Parmi les premiers membres du groupe surréaliste, René Crevel (1900-1935) fut “l'un de ceux dont les émotions et les réactions avaient vraiment été constitutives de notre état d'esprit commun”. Ses rapports quasi-filiaux avec Breton furent cependant entachés de conflits et d'incompréhension. Éternel révolté, de santé fragile, Crevel demeure une figure inclassable.
Son style baroque et la réflexion caustique dont les textes portent ici la marque n'ont guère d'équivalent.
- Bobards et fariboles. Sans lieu ni date [septembre 1930]. Manuscrit de travail signé, 2 pages in-4, avec 10 ajouts et corrections, et un passage raturé en tête.
Virulent article politique paru dans Le Surréalisme au service de la Révolution (n° 2, octobre 1930): il était inspiré par la remise de la légion d'honneur à “un de ces curés-tueurs qui donnaient l'absolution à l'ennemi, sous leurs ordres, assassiné”. Il épingle le mouvement paneuropéen et la colonisation: “Et quelle jolie carte du monde nous allons avoir grâce à Paneuropa.
L'Europe sera rose et ce rose s' étendra aux meilleurs morceaux d'Asie, d'Afrique. Et si vous vous permettez de faire observer à un paneuropéen que l'Algérie, la Tunisie, le Maroc et le Congo, c'est peut-être l'Afrique, il vous rira au nez, car si les races se distinguent les unes des autres, et les unes aux autres s'opposent, il est bien entendu que nègres et jaunes blanchiront dès qu' il y aura quelque besoin de chair à canon.”
- Le Cygne de Pau ou Fifi la curette. Sans lieu ni date. Manuscrit de 2 pages in-4, comportant 8 ratures et corrections.
Critique au vitriol des “Scribouilleurs de la rubrique poésie”, publiée pour la première fois par Louis Broder en 1965 dans le recueil Feuilles éparses.
“Le papa Mallarmé s'est donné beaucoup bien du mal pour pas grand-chose. Il a eu beau s'esbigner à saupoudrer de strass, le sexe d'un faune en chaleur, l' histoire d'Antoine et Cleopatre, des narines un peu subtiles (les miennes, pardi, puisque je suis, avec votre permission, olfactif de naissance, un olfactif distingué) n'en reconnaissent pas moins cette bonne vieille odeur littéraire de couille en papier mâché, de foutre à l'encre (pas encore Waterman) de pubis hérissé de plume Sergent Major.”

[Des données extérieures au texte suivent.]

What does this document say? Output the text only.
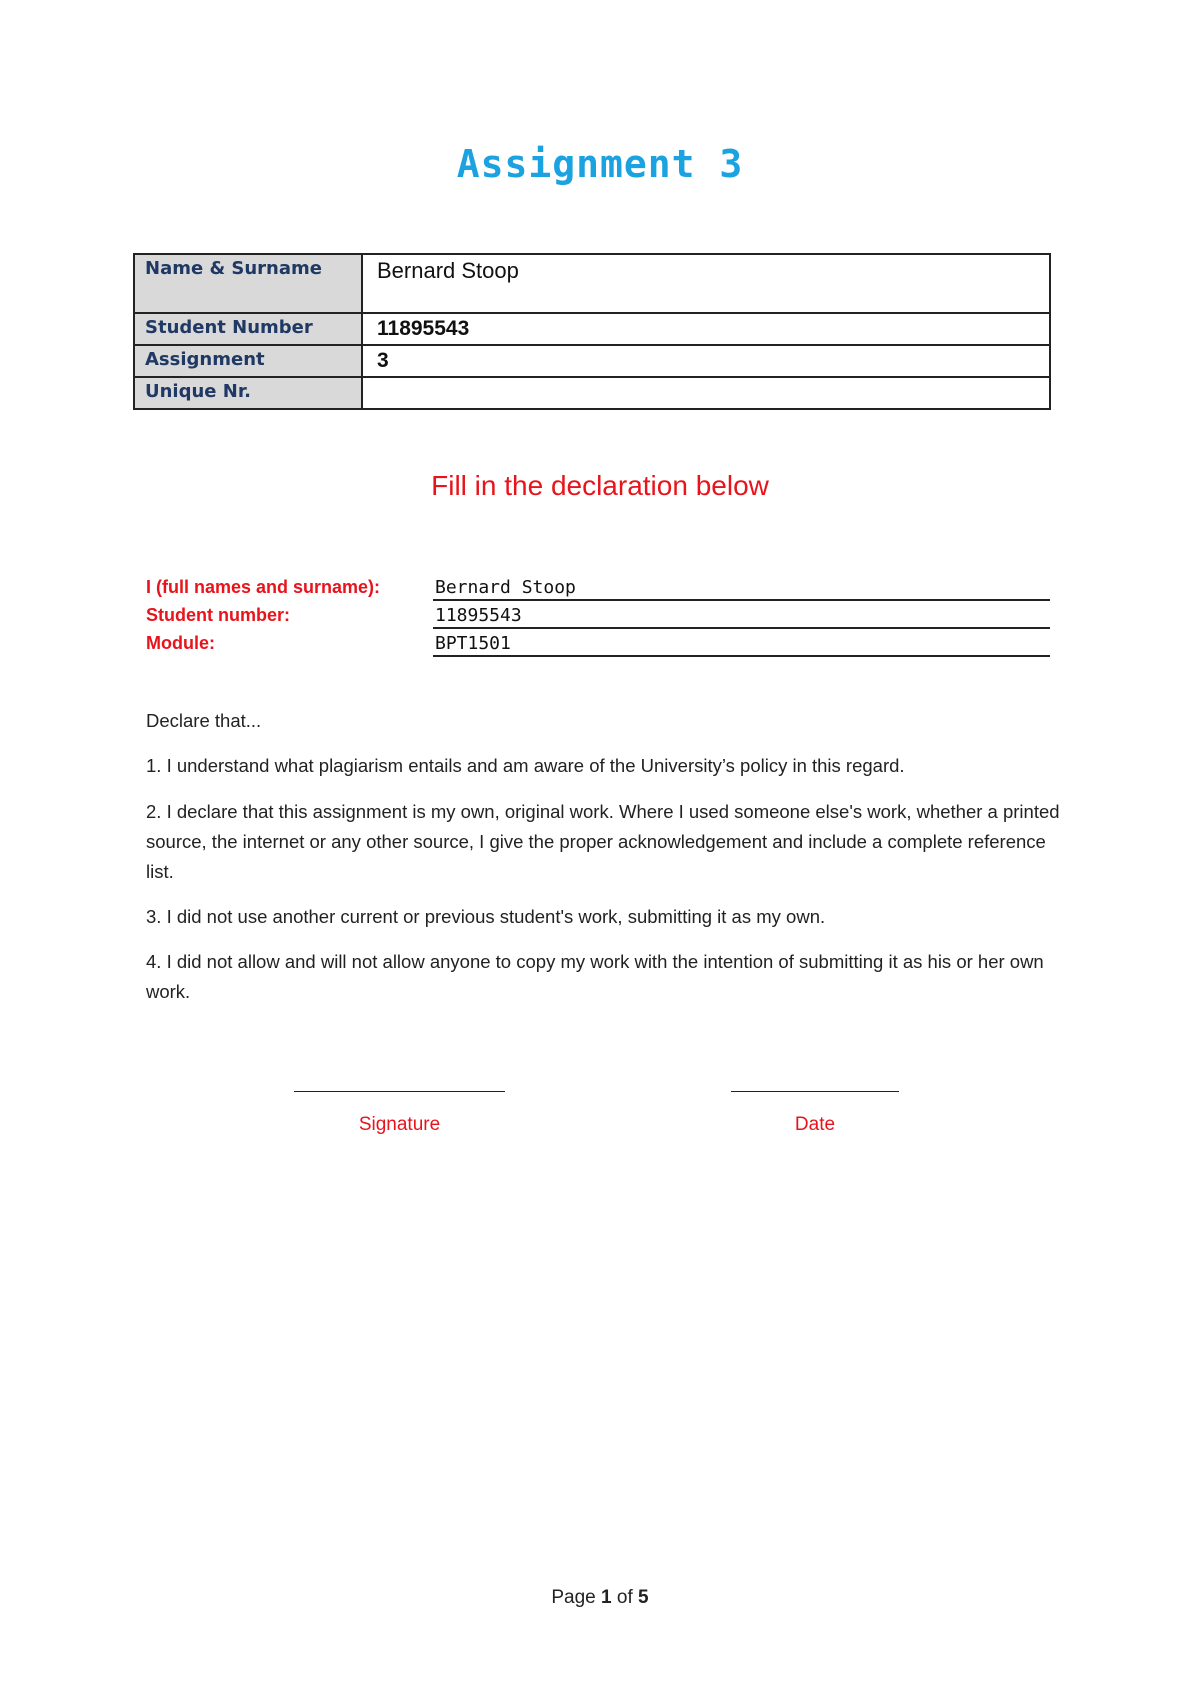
Assignment 3
Name & Surname	Bernard Stoop
Student Number	11895543
Assignment	3
Unique Nr.	
Fill in the declaration below
I (full names and surname):	Bernard Stoop
Student number:	11895543
Module:	BPT1501
Declare that...
1. I understand what plagiarism entails and am aware of the University’s policy in this regard.
2. I declare that this assignment is my own, original work. Where I used someone else's work, whether a printed source, the internet or any other source, I give the proper acknowledgement and include a complete reference list.
3. I did not use another current or previous student's work, submitting it as my own.
4. I did not allow and will not allow anyone to copy my work with the intention of submitting it as his or her own work.
Signature	Date
Page 1 of 5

- Mysticisme, prière et réalisme catholique. Sans lieu ni date [1931]. Manuscrit autographe signé de 3 pages in-4, comportant 13 ratures et corrections.
Publié pour la première fois dans Feuilles éparses, l'article raille la récupération catholique de Rimbaud, un “crime de lèse principe d' identité ” lequel “au lieu d' être, comme se devrait, puni de peine capitale dans une ère idolâtre de relativisme et de logique n'en passe pas moins pour le fin du fin. C'est Rimbaud, métamorphosé en mystique, donc en chrétien, donc en catholique, donc en bon petit frère Arthur de tout repos, la soeur Isabelle et son Paterne Berrichon de mari dorment sur leurs deux oreilles.
Et cependant, tout de même l'amas des bondieuseries n' étouffe point complètement la flamme digne, capable de réchauffer notre grelottante espèce.”
- La Mysticité quotidienne. Sans lieu ni date [1923]. Manuscrit autographe signé de 2 pages ½ grand in-4, comportant 9 ratures et corrections.
Publié dans le numéro spécial de la revue Le Disque vert consacré à Max Jacob, en novembre 1923, l'article de Crevel vante cette mysticité quotidienne “qui met dans la vie, ce qui pour l'ordinaire se laisse dans les temples, [et qui] déçoit un peu. On s'attend à quelque concert grave, or au lieu de choisir l'orgue, Max Jacob s'accompagne sur la guitare, le piano mécanique et le banjo.
La grand-messe du dimanche se joue à l'orchestre du cinéma. Mais cette naïveté chez un homme qui sait par ailleurs se montrer si perspicace, n'est-elle pas touchante comme un geste de petit enfant ? ”
- La Grande Mannequin cherche et trouve sa peau. Sans lieu ni date [1834]. Manuscrit autographe signé ayant servi à l'impression, 1 page in-folio et 3 pages petit in-4, avec 13 ratures, ajouts et corrections et marques de typographe.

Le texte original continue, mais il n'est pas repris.